Q4 Why to remove outliers value from the variable?

r

#1

I am currently trying to build classification model for building it I am first trying data exploration .I have studied that we should remove the outlier from each variable. I want to know why we should remove outlier and what are the methods to remove it.
For example

quantile(cnt_df$Team.size.all.employees, probs = seq(0, 1, by= 0.05),na.rm=T)
output: 
0% 5% 10% 15% 20% 25% 30% 35% 40% 45% 50% 55% 
1.0 3.0 4.0 6.0 8.0 10.0 10.0 10.0 11.0 14.0 16.5 23.0 
60% 65% 70% 75% 80% 85% 90% 95% 100% 
30.0 40.0 50.0 50.0 50.0 50.0 80.0 200.0 5000.0

#2

@harry-
We should remove outliers from the variable because it will not give correct result when we use this variable for model building for example If we replace the NA value of this variable by mean of this variable and it contains the outliers, the mean will not correctly represent the variable and it will not provide correct result of model.

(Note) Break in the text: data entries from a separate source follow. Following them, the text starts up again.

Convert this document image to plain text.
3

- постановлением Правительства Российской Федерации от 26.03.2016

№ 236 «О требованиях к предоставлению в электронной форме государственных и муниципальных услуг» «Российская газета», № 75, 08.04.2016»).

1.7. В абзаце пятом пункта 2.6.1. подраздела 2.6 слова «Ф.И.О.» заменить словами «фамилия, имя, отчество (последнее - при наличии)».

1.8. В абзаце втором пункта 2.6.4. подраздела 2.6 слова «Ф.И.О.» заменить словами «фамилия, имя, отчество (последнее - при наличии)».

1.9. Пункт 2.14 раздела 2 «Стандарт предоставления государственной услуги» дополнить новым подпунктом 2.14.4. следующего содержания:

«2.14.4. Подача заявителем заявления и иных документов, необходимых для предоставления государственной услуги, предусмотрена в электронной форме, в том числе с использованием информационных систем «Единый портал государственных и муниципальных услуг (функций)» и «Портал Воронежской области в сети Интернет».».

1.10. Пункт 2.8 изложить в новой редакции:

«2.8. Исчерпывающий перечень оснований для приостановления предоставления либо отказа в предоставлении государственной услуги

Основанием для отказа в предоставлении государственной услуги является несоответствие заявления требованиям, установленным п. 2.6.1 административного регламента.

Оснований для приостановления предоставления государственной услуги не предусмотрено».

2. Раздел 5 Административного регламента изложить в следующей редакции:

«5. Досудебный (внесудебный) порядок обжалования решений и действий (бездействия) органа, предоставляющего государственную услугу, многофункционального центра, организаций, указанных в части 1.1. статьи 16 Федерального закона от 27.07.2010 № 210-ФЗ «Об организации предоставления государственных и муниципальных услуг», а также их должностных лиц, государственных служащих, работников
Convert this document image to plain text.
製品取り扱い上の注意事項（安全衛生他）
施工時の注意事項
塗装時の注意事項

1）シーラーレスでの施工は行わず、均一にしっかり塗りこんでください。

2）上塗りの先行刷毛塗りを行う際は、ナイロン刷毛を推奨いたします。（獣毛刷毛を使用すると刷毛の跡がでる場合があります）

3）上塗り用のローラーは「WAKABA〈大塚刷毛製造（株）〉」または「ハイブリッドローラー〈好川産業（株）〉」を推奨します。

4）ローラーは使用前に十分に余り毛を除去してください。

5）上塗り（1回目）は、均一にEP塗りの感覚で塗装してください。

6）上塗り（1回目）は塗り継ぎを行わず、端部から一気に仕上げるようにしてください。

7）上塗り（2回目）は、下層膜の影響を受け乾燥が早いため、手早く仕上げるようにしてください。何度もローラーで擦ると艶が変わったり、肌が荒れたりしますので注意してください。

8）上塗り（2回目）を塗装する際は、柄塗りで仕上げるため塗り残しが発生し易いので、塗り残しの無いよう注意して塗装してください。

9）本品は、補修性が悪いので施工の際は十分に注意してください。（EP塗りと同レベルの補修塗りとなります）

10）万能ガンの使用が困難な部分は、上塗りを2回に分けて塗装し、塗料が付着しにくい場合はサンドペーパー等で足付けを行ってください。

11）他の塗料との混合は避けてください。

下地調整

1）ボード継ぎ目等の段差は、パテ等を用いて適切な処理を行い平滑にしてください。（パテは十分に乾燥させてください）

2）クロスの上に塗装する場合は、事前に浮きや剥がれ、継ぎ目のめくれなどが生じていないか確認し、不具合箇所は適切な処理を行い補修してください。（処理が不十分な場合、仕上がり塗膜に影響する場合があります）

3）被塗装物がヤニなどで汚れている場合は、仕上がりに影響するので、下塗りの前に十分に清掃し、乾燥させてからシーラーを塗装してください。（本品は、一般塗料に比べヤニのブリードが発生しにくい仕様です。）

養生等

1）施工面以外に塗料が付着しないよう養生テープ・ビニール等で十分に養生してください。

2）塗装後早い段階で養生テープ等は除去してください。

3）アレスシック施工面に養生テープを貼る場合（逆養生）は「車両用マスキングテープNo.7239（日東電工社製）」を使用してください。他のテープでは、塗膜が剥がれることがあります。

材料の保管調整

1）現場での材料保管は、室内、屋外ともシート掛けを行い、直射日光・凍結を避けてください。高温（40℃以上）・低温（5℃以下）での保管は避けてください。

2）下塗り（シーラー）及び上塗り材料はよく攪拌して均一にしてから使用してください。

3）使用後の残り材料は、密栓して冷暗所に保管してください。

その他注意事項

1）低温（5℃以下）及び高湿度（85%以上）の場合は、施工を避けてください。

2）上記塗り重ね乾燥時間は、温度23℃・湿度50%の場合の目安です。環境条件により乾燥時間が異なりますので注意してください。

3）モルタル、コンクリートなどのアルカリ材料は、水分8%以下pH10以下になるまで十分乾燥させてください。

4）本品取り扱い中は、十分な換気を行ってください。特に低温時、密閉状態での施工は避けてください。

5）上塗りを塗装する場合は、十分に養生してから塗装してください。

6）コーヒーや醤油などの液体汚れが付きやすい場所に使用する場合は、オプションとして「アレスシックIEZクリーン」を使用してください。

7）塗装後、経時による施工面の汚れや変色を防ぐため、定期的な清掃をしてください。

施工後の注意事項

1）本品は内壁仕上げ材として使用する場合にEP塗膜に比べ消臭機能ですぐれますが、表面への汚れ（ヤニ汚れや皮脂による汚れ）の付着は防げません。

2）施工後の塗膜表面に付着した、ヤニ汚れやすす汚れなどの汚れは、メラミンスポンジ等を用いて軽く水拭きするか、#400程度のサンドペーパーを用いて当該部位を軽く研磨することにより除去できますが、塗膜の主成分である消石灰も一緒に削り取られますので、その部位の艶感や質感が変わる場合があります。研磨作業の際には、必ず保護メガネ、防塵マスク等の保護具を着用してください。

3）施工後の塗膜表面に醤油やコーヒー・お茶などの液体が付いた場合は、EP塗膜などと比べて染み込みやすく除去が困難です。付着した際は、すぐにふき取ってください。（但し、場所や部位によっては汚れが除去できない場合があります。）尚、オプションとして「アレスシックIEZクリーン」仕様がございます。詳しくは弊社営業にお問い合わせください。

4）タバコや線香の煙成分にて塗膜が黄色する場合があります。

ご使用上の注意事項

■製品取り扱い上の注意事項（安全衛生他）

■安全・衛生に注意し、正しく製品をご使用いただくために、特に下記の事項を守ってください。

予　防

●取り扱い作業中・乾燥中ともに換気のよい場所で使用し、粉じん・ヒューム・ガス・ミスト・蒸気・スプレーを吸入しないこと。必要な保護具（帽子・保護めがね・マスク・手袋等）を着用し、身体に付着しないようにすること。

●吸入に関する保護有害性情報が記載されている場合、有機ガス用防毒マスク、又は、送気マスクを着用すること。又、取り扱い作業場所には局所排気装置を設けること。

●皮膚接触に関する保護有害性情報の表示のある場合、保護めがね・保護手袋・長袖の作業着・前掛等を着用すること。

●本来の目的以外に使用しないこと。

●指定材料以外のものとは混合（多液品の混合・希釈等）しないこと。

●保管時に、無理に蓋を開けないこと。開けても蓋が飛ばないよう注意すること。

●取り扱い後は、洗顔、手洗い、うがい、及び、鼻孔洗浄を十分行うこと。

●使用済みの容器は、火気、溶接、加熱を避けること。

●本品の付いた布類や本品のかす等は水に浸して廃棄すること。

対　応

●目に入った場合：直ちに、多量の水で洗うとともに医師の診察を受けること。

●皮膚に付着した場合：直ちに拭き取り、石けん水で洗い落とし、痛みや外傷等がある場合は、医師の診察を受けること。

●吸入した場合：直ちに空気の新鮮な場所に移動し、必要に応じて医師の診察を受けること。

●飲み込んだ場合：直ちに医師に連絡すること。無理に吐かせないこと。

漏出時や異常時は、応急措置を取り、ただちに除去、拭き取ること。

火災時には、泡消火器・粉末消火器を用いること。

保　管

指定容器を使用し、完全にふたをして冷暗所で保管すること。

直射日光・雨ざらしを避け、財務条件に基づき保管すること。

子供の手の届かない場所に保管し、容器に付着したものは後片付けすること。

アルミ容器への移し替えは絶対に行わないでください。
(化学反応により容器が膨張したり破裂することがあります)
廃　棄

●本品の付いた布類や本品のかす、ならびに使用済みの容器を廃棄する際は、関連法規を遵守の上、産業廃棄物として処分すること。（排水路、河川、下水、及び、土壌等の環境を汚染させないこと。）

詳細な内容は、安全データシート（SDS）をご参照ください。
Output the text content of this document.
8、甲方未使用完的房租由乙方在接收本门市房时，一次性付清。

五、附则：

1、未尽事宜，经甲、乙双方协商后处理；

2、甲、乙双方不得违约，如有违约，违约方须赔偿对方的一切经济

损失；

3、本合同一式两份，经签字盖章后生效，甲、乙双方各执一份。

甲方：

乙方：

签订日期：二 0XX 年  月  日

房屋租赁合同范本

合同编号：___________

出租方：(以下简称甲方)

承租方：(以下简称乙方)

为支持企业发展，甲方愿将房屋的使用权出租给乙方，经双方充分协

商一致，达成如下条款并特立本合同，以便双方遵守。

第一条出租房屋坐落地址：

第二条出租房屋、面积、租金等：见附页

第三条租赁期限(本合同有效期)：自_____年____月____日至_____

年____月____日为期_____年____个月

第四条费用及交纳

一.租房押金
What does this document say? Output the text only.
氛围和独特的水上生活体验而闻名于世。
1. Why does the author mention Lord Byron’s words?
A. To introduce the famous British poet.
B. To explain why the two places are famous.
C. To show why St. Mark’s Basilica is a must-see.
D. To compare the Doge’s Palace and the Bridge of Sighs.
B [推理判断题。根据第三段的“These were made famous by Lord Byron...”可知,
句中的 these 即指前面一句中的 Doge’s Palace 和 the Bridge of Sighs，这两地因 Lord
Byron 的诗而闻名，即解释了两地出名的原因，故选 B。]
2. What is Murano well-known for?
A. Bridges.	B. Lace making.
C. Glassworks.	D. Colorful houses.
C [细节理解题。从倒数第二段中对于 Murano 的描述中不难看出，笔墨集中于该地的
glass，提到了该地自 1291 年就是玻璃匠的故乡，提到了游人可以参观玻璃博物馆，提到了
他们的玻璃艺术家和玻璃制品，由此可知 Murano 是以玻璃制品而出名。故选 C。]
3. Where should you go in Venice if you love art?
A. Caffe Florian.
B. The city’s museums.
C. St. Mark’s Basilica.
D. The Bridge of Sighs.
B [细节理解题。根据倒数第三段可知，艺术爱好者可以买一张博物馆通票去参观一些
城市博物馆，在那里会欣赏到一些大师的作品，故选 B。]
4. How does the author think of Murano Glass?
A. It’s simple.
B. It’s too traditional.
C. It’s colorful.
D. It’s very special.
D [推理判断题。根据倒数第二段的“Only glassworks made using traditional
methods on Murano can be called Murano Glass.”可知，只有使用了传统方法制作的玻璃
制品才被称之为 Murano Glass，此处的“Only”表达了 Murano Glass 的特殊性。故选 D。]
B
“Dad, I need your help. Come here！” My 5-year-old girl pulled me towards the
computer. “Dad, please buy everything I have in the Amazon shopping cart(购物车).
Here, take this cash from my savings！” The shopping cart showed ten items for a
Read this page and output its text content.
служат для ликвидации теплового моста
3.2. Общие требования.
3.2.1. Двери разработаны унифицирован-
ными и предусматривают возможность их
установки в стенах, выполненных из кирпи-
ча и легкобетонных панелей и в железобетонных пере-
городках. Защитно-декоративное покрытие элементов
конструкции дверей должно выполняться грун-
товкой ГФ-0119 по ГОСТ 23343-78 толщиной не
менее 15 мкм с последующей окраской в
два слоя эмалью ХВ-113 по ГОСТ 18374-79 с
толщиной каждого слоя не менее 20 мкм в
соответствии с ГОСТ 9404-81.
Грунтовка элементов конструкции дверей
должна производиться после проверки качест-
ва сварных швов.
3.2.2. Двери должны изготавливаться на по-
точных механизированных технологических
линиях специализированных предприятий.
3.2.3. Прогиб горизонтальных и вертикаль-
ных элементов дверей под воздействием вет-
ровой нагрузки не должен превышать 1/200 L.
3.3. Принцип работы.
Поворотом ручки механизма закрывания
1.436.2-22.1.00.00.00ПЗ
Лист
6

There is numerous way to deal with outliers.
1- you can take mode of the variable for filling missing value
2- you can set the threshold value, for example, like in the given set there is sudden jump after 90% you can remove this values.

Hope this helps!

Regards,
Hinduja


#3

@harry…thanks for explanation…again if there is large no of data in that 80-200 category…so should I still consider capping value to 50 or should i limit it to 200?


#4

@Azim-
It completely depends upon the importance of the variable if the variable which you are removing does not affect the modelling and it is outliers we should remove this.

Hope this helps!

Regards,
Hinduja